Project
Quantification and cross-validation of biomarkers for multi-parametric / multi-modal imaging in pre-clinical models of infectious diseases
The current available tests for diagnosing human brain disorders have different disadvantages and drawbacks, each single disease can be excluded by differential diagnosis, but no real certainty is achievable. Therefore, the medical community feels the urge to develop a strategy able to identify quantitative biomarkers for the etiological diagnosis of diseases, their staging and potential therapy monitoring. Preclinical models of the brain diseases (brain tumours, brain infections, neurological disorders, neurodegeneration, neuroinflammation etc.) are a first step for gaining more insight of underlying disease mechanisms. This MSCA-ITN INSPiRE-MED project at KU Leuven aims to establish multimodal imaging approaches, combining MR spectroscopy, multi-parametric MR imaging, PET and optical imaging methods to identify the most suitable quantitative biomarkers for the assessment of disease progression and therapy monitoring.
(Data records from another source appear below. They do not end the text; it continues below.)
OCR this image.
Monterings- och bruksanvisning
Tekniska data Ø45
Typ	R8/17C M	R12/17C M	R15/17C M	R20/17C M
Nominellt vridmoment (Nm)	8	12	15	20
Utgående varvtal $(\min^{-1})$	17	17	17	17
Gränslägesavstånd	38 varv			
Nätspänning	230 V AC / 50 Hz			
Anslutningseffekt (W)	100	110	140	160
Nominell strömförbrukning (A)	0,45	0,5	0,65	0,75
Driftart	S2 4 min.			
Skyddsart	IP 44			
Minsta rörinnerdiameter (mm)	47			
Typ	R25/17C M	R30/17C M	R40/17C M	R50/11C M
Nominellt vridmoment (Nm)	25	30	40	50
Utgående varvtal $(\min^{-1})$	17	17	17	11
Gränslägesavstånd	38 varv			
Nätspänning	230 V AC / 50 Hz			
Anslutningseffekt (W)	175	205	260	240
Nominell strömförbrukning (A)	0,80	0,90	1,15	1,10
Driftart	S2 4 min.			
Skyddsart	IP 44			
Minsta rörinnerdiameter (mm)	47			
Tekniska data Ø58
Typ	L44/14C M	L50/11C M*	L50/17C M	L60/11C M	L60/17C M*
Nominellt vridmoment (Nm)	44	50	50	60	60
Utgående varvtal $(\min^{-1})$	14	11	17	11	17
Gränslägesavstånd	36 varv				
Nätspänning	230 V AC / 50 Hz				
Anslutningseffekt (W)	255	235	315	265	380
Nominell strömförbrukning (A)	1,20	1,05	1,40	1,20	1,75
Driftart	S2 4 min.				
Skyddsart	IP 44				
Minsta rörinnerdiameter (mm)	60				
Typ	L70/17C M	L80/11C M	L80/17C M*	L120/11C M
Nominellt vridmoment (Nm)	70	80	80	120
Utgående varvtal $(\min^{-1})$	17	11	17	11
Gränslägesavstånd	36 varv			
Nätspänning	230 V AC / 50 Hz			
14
Hereby, I will focus on brain infections and brain tumours. I will apply machine learning strategies in collaboration with the engineering department at KU Leuven (ESAT) to diagnose and monitor the brain diseases and their treatment. We will test these strategies in collaboration with the other partners of the project for cross-validation of longitudinal in vivo imaging data (for example, secondment at the University of Barcelona for brain tumour models and secondment at Bruker Biospin to learn about PET/ MRI methods for preclinical research). Moreover, these strategies of preclinical studies are expected to be translatable to clinical application by using matching clinical cases. First animal models that will be tested are brain infections due to Cryptococcus neoformans and brain tumours using Gl261 and Hs683 cell lines.